Stein-Ivar and Trond got their own dream pitches the next day, following a perfect crack in the depths of a huge and severely overhung dihedral – exquisite. Their long day and three pitches brought us in position for a summit bid. And the next day, after two moderate and two easy pitches, we were just below the summit. I stopped, startled, as I discovered an old sling around a piece of rock in front of me. What, traces of others ... ?

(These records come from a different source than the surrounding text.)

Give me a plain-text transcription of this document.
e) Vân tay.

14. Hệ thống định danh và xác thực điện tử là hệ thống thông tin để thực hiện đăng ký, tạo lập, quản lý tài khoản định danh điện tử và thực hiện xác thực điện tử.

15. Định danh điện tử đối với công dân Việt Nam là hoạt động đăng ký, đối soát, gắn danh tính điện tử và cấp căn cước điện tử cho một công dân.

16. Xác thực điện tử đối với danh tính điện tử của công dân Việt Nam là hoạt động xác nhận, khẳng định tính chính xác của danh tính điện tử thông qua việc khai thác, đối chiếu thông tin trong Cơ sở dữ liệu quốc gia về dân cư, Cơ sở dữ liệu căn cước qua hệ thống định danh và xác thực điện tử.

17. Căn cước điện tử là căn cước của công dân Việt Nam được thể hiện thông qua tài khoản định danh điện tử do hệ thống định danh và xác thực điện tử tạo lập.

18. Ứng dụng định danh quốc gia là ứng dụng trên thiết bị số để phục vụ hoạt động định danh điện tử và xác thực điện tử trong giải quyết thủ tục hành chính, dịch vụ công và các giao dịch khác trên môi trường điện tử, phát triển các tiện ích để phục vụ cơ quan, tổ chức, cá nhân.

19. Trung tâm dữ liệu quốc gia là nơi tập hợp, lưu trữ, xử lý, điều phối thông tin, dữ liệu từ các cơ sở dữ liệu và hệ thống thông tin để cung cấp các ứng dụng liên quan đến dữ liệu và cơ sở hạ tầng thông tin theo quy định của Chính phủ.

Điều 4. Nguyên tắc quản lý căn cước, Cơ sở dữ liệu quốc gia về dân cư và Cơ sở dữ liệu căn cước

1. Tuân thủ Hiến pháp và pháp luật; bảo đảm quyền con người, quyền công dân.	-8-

Then memories flooded me. It had gone 13 years since I had placed that sling and abseiled down the west face after reaching the summit with Ivar and Sjur. At that time I did not imagine the possibility of ever visiting this continent again, I felt too privileged to dear to. Now my intense feeling of privilege had a new dimension: With a wife and two children at home, I was enjoying the best of two worlds – I felt like the luckiest man on earth.

Soon the others followed and in the evening the 20th of November 2006, 16 days after leaving the ground, we stood together on the summit in silent awe. The weather was amazingly calm, with no wind. The landscape to the south and west which had been obscured to us while on the north face, now lay before us in all its splendour.

At our feet, the ragged teeth of Fenriskjeften, the perfect profile of Holtanna, the huge Kinntanna with a myriad of complex arêtes, the fortress of Midgard – a piece de resistance – and all the other sculptured summits. Further away, Gessnertind, Rakekniven and the Troll Castle, and in the far distance the Fimbulheimen with King Olavs Mountain. A fantasy world of virgin summits, walls and ridges, perfectly placed on an endless plateau of ice, so simple, so clean.

To make sure we stayed humble and respectful, nature choreographed our summit goodbye in an unforgettable way. As we stood there absorbing the good feeling of dreams fulfilled and new horizons experienced, clouds appeared out of nowhere and silently started to cover everything. Before long the whole world had disappeared under a thick white carpet, just leaving the summit of Ulvetanna clear above.

We knew our visiting time was over. On the ground new adventures awaited us. Luckily, we still had three weeks left of our holiday.